The Power Of Feedster

Move over, Google! I’ve recently been looking at Feedster, and realised how insanely powerful it is. It has a bewildering array of options (thesauras, regex, soundex functions and more), and a highly up-to-date index.

While it’s ranking algorithm might not be as good as PageRank, it certainly makes up for it in the amount of things you can do with it. I hope the API documentation goes up soon, I’d seriously consider using it for my site search.

I’ll also soon be loading my entire archive into their system (via RSS), which will make an interesting off-site back-up.

Anyway, good work and good luck to those at Feedster.

CSS Top Menu

Another reason why web standards should be promoted: a very nice looking CSS top menu, working in all but IE based browsers. The best part is how beautifully simple the HTML is for it. I can also see CSS3 seriously simplifying the CSS.

Definitely a great tech demo, if nothing else.
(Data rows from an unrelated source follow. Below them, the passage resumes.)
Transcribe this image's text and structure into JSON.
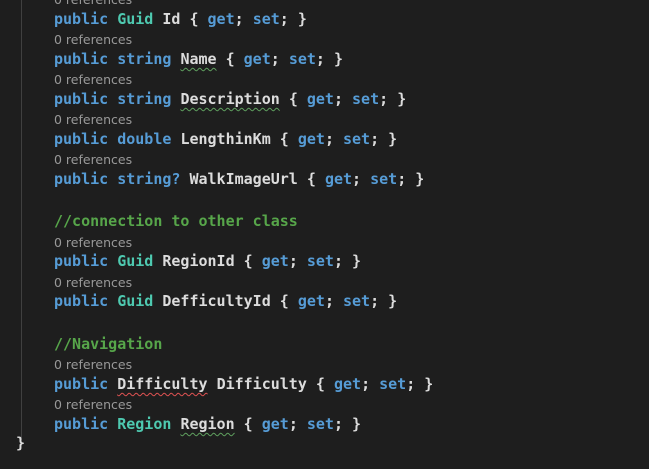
{
  "codelens": {
    "references": "0 references"
  },
  "keywords": {
    "public": "public",
    "string": "string",
    "double": "double",
    "get": "get",
    "set": "set"
  },
  "types": {
    "guid": "Guid",
    "region": "Region",
    "difficulty": "Difficulty"
  },
  "properties": {
    "id": "Id",
    "name": "Name",
    "description": "Description",
    "length": "LengthinKm",
    "walk_image_url": "WalkImageUrl",
    "region_id": "RegionId",
    "difficulty_id": "DefficultyId",
    "difficulty": "Difficulty",
    "region": "Region"
  },
  "syntax": {
    "nullable_string": "string?",
    "open_brace": "{",
    "close_brace": "}",
    "semicolon": ";"
  },
  "comments": {
    "connection": "//connection to other class",
    "navigation": "//Navigation"
  },
  "class_closing_brace": "}"
}
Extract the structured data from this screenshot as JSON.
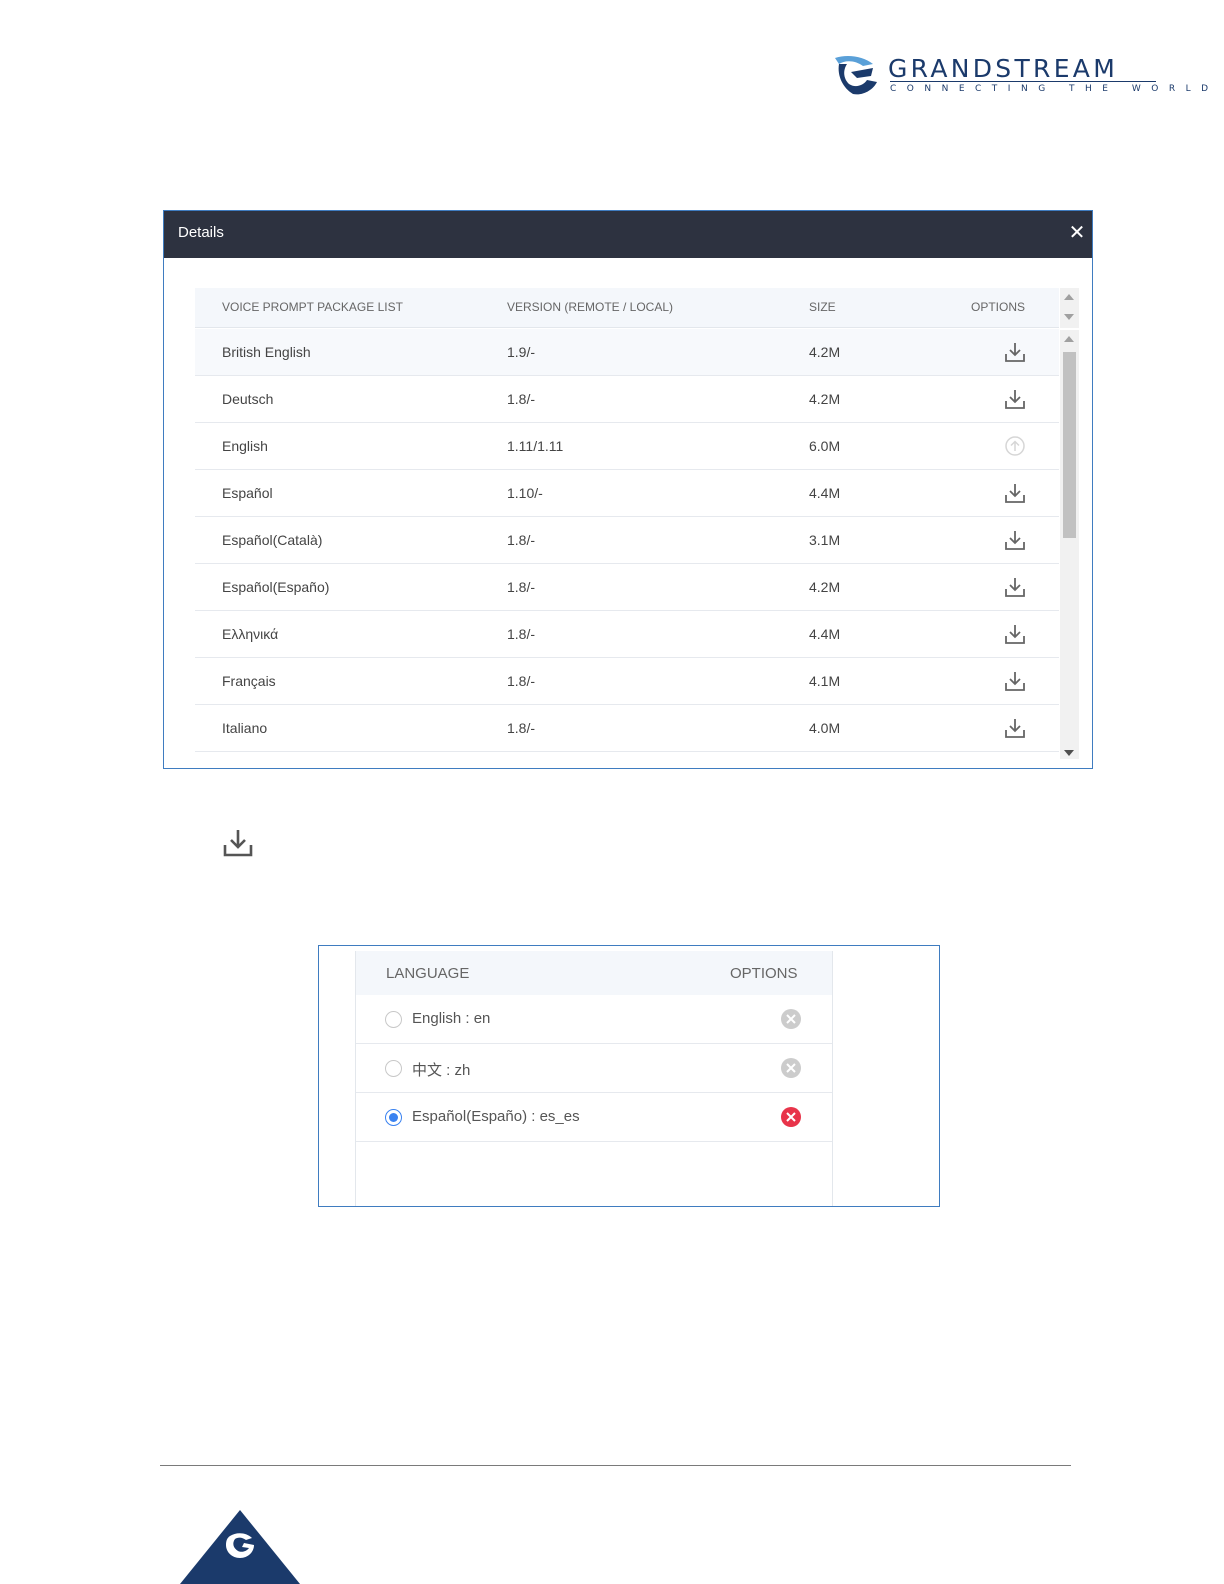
{
  "brand": {
    "name": "GRANDSTREAM",
    "tagline": "CONNECTING THE WORLD",
    "color": "#1b3a6b"
  },
  "dialog": {
    "title": "Details",
    "close_icon": "close-icon",
    "header_color": "#2d3240",
    "columns": [
      "VOICE PROMPT PACKAGE LIST",
      "VERSION (REMOTE / LOCAL)",
      "SIZE",
      "OPTIONS"
    ],
    "rows": [
      {
        "name": "British English",
        "version": "1.9/-",
        "size": "4.2M",
        "option": "download-icon"
      },
      {
        "name": "Deutsch",
        "version": "1.8/-",
        "size": "4.2M",
        "option": "download-icon"
      },
      {
        "name": "English",
        "version": "1.11/1.11",
        "size": "6.0M",
        "option": "upgrade-icon"
      },
      {
        "name": "Español",
        "version": "1.10/-",
        "size": "4.4M",
        "option": "download-icon"
      },
      {
        "name": "Español(Català)",
        "version": "1.8/-",
        "size": "3.1M",
        "option": "download-icon"
      },
      {
        "name": "Español(Españo)",
        "version": "1.8/-",
        "size": "4.2M",
        "option": "download-icon"
      },
      {
        "name": "Ελληνικά",
        "version": "1.8/-",
        "size": "4.4M",
        "option": "download-icon"
      },
      {
        "name": "Français",
        "version": "1.8/-",
        "size": "4.1M",
        "option": "download-icon"
      },
      {
        "name": "Italiano",
        "version": "1.8/-",
        "size": "4.0M",
        "option": "download-icon"
      }
    ]
  },
  "legend_icon": "download-icon",
  "languages": {
    "columns": [
      "LANGUAGE",
      "OPTIONS"
    ],
    "rows": [
      {
        "label": "English : en",
        "selected": false,
        "delete_color": "#cccccc"
      },
      {
        "label": "中文 : zh",
        "selected": false,
        "delete_color": "#cccccc"
      },
      {
        "label": "Español(Españo) : es_es",
        "selected": true,
        "delete_color": "#e8344a"
      }
    ],
    "accent": "#3a82f0"
  }
}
Via mezzoblue.

T In The Park 2003

A full write-up of my weekend at T In The Park would be huge in length and largely tedious. So I’m going to do this in the shortest style possible:

The Good:

  • The weather – Sunny and bright throughout the weekend,
  • Some of the bands – including Hell Is For Heroes, Idlewild, Biffy Clyro, The Mars Volta, The Darkness (entertaining, if musically poor), and Funeral For A Friend,
  • The blood red moon on the closing night – worrying, yet cool,
  • The good people at Lipton Ice Tea – giving a way a shedload of free ice cold liquid on a boiling hot day marks them as true heroes among men,
  • The copy of “Chandelier” I managed to buy after looking for it for a year or two.

The Bad:

  • The weather – Far too warm for most of the day, the queues for water got to be over half an hour long,
  • Some of the bands – including REM, Turbonegro, The Flaming Lips (sorry, but the lead singer was just boring), The Streets, and The Polyphonic Spree.
  • The finale by Caledon – embarassing and poorly done,
  • The price of food – this was always going to be high, but it was ridiculous.
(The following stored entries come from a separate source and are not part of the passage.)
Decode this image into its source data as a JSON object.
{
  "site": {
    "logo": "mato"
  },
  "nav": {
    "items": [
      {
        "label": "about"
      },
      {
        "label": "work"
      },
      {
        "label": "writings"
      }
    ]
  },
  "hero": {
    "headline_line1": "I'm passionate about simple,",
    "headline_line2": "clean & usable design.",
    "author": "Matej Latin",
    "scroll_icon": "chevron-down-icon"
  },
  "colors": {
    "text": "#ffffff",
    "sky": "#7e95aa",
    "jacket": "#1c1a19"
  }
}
There’s bound to be more that I’ve missed, so I might update this entry as I remember.

Atomic Syndication

The Echo Project finally has a name: Atom. While not my favourite, it’s not as bad as it could’ve been. Some of the names on the Project Name Proposals are truly awful.

Anyway, at least that chapter is over. We can concentrate on defining the format fully.

Catching Up, Giving Up

I’m back from a good weekend at T In The Park (but the inevitable write up of that will come later – tomorrow or the next day, maybe). Doesn’t seem like I’ve missed a lot.
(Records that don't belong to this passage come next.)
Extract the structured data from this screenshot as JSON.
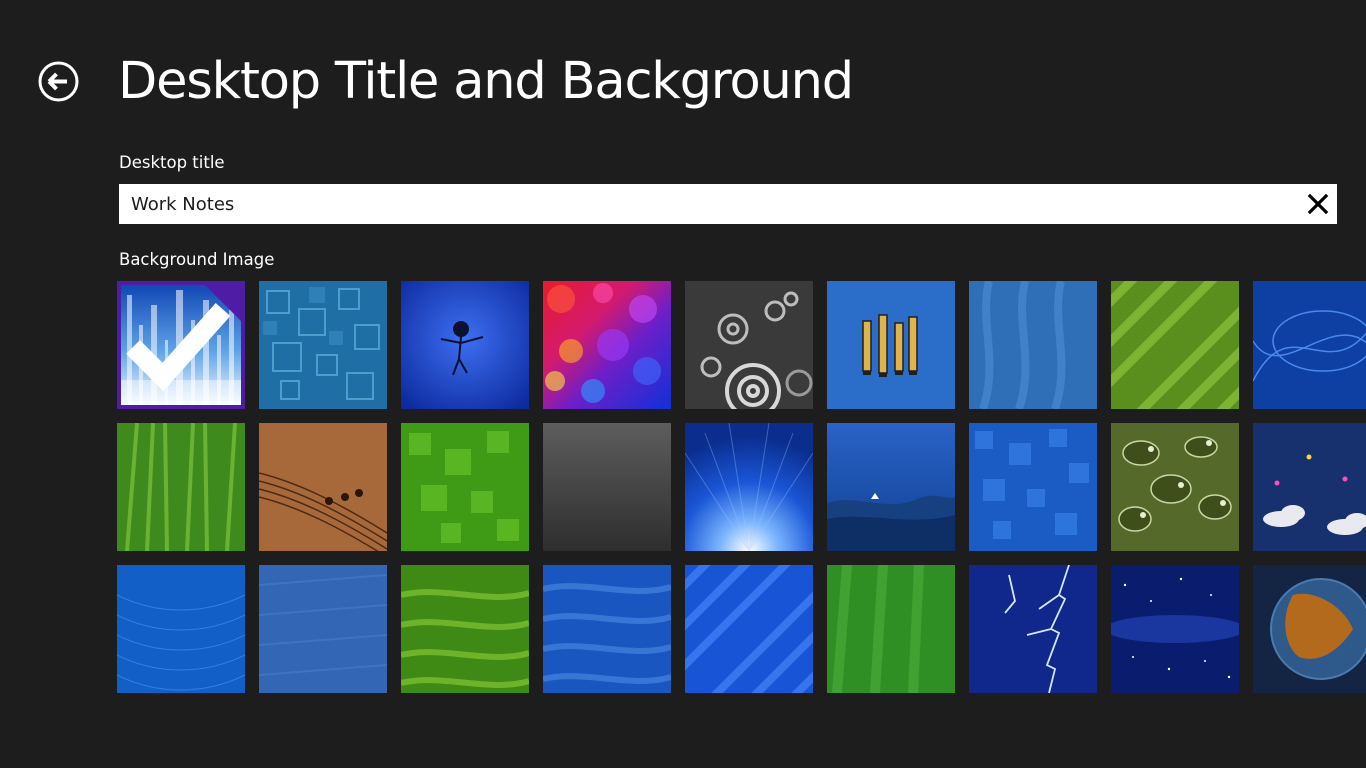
{
  "header": {
    "title": "Desktop Title and Background"
  },
  "form": {
    "title_label": "Desktop title",
    "title_value": "Work Notes",
    "background_label": "Background Image"
  },
  "colors": {
    "background": "#1d1d1d",
    "accent": "#4f1ca5",
    "text": "#ffffff"
  },
  "backgrounds": [
    {
      "name": "blue-light-streaks",
      "selected": true
    },
    {
      "name": "teal-squares",
      "selected": false
    },
    {
      "name": "blue-stick-figure",
      "selected": false
    },
    {
      "name": "rainbow-bokeh",
      "selected": false
    },
    {
      "name": "metal-gears",
      "selected": false
    },
    {
      "name": "pencils-on-blue",
      "selected": false
    },
    {
      "name": "blue-waves",
      "selected": false
    },
    {
      "name": "green-diagonal-stripes",
      "selected": false
    },
    {
      "name": "blue-swirls",
      "selected": false
    },
    {
      "name": "green-grass",
      "selected": false
    },
    {
      "name": "music-staff",
      "selected": false
    },
    {
      "name": "green-squares",
      "selected": false
    },
    {
      "name": "gray-texture",
      "selected": false
    },
    {
      "name": "blue-sunburst",
      "selected": false
    },
    {
      "name": "blue-ocean-horizon",
      "selected": false
    },
    {
      "name": "blue-mosaic",
      "selected": false
    },
    {
      "name": "green-cell-pattern",
      "selected": false
    },
    {
      "name": "clouds-and-planes",
      "selected": false
    },
    {
      "name": "blue-web",
      "selected": false
    },
    {
      "name": "blue-fabric",
      "selected": false
    },
    {
      "name": "green-curves",
      "selected": false
    },
    {
      "name": "blue-curves",
      "selected": false
    },
    {
      "name": "blue-diagonal-stripes",
      "selected": false
    },
    {
      "name": "green-fabric-folds",
      "selected": false
    },
    {
      "name": "blue-lightning",
      "selected": false
    },
    {
      "name": "starry-night",
      "selected": false
    },
    {
      "name": "earth-globe",
      "selected": false
    }
  ]
}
There’s some fighting going on over Mark Pilgrim’s Winer Watcher. I can’t be bothered going into the politics of this thing since I’m still tired, but it’s a long running mess that just keeps getting worse.

Elsewhere, Tom Gilder outlines the ::outline pseudo selector. Since CSS3 is still at the working draft stage, I’d never heard of it before. If it works as advertised, we’ll all be able to get rid of a lot redundant markup and create better looking sites. That’s a very good thing.

That’s about it. I’m off for a needed rest.